Lehrerfortbildung „Videoarbeit in der Schule“ und ihre Folgen

Rostock: 7 LehrerInnen stellten sich von Mitte August 2012 bis direkt vor Weihnachten 2012 in einer Fortbildung 11 mal 3 Stunden dem Thema: „Wie erstelle ich selber einen Film von A bis Z“. Das Ergebnis wurde am 19.02.2013 bei rok-tv ausgestrahlt und schon vielfach angeklickt unter http://www.youtube.com/watch?v=4gyFCS5uFXQ sowie  http://www.mmv-mediathek.de/sendungen/rok-tv/7999-online_generation_2.0_ein_gewoehnlicher_abend.html

 Ein fünfminütiger Film ist – bei näherem Lichte besehen – nämlich ein echtes Großprojekt. Es gilt, eine zündende Idee zu finden und sie in eine spannende Handlung zu packen. Dann kommen die technischen Fertigkeiten an der Kamera mit ausdrucksstarken Bildern und gutem Ton bei passender Ausleuchtung. Schließlich müssen am Computer aus extrem viel Roh-Filmmaterial genau die Sekunden gefunden und zusammen montiert werden, die am besten der eigenen Filmaussage dienen. Und kurz vor dem Rendern steigt die Sorge, ob das eigene Filmergebnis dem Publikum auch gefallen wird.

 

Das Lehrerteam unter der Leitung von Dr. Ulrike Möller und Manuela Morlok hat diese Hürden genommen und sich bemerkenswert entwickelt. Ein kreatives und persönliches Arbeitsklima  machte es den Lehrern leicht, sich jeden Donnerstag von 15.00 bis 18.00 Uhr nach einem langen Schultag  auf ein komplett neues Handlungsfeld zu begeben. Die Teilnehmer genossen die  kreative Atmosphäre in den Räumen des Kooperationspartners rok-tv und die entgegenkommende Unterstützung bei allen technischen Fragen. Alle schüttelten den Schulstress ab und brachten sich 3 Stunden lang ein. Sogar zwischen den Terminen wollten sie sich ausprobieren: Sie erstellten in Einzelarbeit 3 verschiedene Vorfassungen aus dem  Rohmaterial – interessant und lehrreich für alle Beteiligten war, wie vielfältig das gleiche Material dramaturgisch und ästhetisch durch unterschiedliche Menschen gedeutet werden kann. Die Endfassung schließlich ist das Ergebnis eines konstruktiven und spannenden gemeinsamen Auswahl- und Bearbeitungsverfahrens.

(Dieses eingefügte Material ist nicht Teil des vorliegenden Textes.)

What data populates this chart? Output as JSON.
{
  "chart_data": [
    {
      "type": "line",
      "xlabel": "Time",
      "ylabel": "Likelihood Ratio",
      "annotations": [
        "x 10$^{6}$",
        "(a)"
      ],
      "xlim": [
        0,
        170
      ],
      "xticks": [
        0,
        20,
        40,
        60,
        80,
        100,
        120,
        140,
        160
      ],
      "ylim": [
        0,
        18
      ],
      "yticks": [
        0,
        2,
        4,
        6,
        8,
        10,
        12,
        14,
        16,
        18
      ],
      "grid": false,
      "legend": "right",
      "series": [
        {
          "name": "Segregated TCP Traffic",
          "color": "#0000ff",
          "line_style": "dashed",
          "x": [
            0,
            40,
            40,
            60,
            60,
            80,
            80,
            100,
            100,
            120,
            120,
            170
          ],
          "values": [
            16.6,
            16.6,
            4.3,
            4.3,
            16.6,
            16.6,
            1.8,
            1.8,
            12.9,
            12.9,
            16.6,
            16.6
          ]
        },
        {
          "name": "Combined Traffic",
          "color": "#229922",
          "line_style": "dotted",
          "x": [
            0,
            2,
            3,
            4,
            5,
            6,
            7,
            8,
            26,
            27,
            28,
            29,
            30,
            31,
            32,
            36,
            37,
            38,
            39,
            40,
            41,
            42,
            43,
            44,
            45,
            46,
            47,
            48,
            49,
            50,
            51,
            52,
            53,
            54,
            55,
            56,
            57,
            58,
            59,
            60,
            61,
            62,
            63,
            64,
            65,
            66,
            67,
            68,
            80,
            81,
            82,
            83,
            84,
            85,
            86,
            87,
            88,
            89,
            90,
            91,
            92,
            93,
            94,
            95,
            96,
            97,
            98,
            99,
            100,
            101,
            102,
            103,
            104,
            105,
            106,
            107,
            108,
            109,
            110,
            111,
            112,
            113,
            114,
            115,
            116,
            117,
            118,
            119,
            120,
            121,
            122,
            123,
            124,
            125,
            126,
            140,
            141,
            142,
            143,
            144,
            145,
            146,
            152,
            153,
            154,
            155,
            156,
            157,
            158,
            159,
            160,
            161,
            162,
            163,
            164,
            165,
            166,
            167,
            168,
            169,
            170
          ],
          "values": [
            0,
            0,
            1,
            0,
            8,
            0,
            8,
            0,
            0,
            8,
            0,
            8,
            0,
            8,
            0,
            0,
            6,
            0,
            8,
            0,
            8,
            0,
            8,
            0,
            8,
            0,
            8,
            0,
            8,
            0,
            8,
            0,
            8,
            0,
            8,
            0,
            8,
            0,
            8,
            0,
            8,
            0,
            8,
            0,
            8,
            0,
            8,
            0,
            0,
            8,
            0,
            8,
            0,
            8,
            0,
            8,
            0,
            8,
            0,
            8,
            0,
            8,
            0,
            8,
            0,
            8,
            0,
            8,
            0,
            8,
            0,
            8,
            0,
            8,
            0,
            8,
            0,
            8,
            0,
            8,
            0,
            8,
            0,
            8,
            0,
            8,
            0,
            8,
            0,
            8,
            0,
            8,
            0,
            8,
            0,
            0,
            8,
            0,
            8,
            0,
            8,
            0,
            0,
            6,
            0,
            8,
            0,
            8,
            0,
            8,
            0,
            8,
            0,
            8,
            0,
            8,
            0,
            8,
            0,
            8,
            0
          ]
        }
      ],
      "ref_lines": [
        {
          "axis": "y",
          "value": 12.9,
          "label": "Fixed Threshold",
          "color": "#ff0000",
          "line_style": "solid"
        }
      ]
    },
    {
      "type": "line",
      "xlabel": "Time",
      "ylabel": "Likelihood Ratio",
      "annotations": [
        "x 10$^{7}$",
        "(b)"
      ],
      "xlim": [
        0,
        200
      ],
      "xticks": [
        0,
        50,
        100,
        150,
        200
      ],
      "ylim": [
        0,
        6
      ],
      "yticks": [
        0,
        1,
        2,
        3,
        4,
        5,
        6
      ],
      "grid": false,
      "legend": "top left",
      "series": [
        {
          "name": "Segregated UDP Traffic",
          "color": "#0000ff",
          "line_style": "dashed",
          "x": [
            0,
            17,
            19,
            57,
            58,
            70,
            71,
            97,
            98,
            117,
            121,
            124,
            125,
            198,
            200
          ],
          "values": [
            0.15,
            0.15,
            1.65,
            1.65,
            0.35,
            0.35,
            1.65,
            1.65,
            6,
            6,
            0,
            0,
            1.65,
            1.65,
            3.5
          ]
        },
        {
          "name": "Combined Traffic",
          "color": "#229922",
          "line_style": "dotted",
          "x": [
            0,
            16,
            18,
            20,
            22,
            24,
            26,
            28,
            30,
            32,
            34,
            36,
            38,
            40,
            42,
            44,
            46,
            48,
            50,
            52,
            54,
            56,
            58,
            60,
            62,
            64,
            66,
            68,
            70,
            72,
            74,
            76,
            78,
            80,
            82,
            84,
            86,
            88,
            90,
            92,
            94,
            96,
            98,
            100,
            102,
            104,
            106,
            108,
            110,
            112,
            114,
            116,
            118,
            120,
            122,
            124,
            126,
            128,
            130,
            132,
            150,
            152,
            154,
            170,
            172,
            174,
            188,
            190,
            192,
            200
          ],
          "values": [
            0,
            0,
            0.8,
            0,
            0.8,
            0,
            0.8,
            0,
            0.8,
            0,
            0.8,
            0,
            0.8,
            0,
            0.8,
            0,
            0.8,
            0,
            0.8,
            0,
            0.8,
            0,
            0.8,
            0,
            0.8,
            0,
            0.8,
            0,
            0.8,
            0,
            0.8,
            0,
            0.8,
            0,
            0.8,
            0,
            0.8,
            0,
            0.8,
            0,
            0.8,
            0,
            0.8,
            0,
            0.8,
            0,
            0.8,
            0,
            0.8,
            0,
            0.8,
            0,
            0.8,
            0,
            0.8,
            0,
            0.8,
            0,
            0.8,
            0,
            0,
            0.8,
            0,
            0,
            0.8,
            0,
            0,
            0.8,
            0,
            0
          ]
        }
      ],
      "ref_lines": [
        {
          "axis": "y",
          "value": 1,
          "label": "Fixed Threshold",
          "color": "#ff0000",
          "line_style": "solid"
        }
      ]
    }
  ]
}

Der Inhalt des Filmes ? Nun:

Die Online-Generation 2.0 – Ein gewöhnlicher Abend?

Feierabend. Eine Frau kommt abends nach Hause, ihr Mann ist schon da und freut sich Online-Generation 2.0auf einen gemütlichen Abend zu zweit oder später vielleicht auch mit Freunden. Sie muss nur noch „schnell“ an den Computer. Es kommt, wie es kommen muss: Sie verliert sich in der virtuellen Aufgabe (Welt), er wartet, die Zeit vergeht ….  Ist „Lost in space“ eigentlich eine Frage des Alters?

Die Fortbildung, die im Rahmen des Schulversuchs „Audit – Auf dem Weg zur Medienschule“ durch die Medienpädagogische Beraterin des Staatlichen Schulamtes Rostock, Dr. Ulrike Möller und ihre außerschulische Regionalkoordinatorin der LAG Medien, Manuela Morlok geleitet wurde, diente beileibe keinem Selbstzweck. Die LehrerInnen sollten in einem ersten Schritt in alle Ruhe und Ausführlichkeit die Faszination, die Chancen aber auch die Tücken des Filmemachens erkennen, um sie dann in einem zweiten Schritt mit ihren Schülern gemeinsam zu durchlaufen. Natürlich auch dann mit Begleitung und „Airbag“ durch die bewährten Kooperationspartner Schulamt, rok-tv und außerschulischem Partner.

Dieses Vorgehen hat sich bereits bewährt: 5 Fortbildungs- und Gemeinschaftsprojektdurchläufe hat es bisher gegeben, etliche Schülerfilme sind entstanden, so manche wurde in Wettbewerben prämiert und viele Lehrer arbeiten in ihren Schulen aktiv selbstständig  auf diesem wichtigen Gebiet der Medienkompetenzentwicklung ihrer Schüler weiter.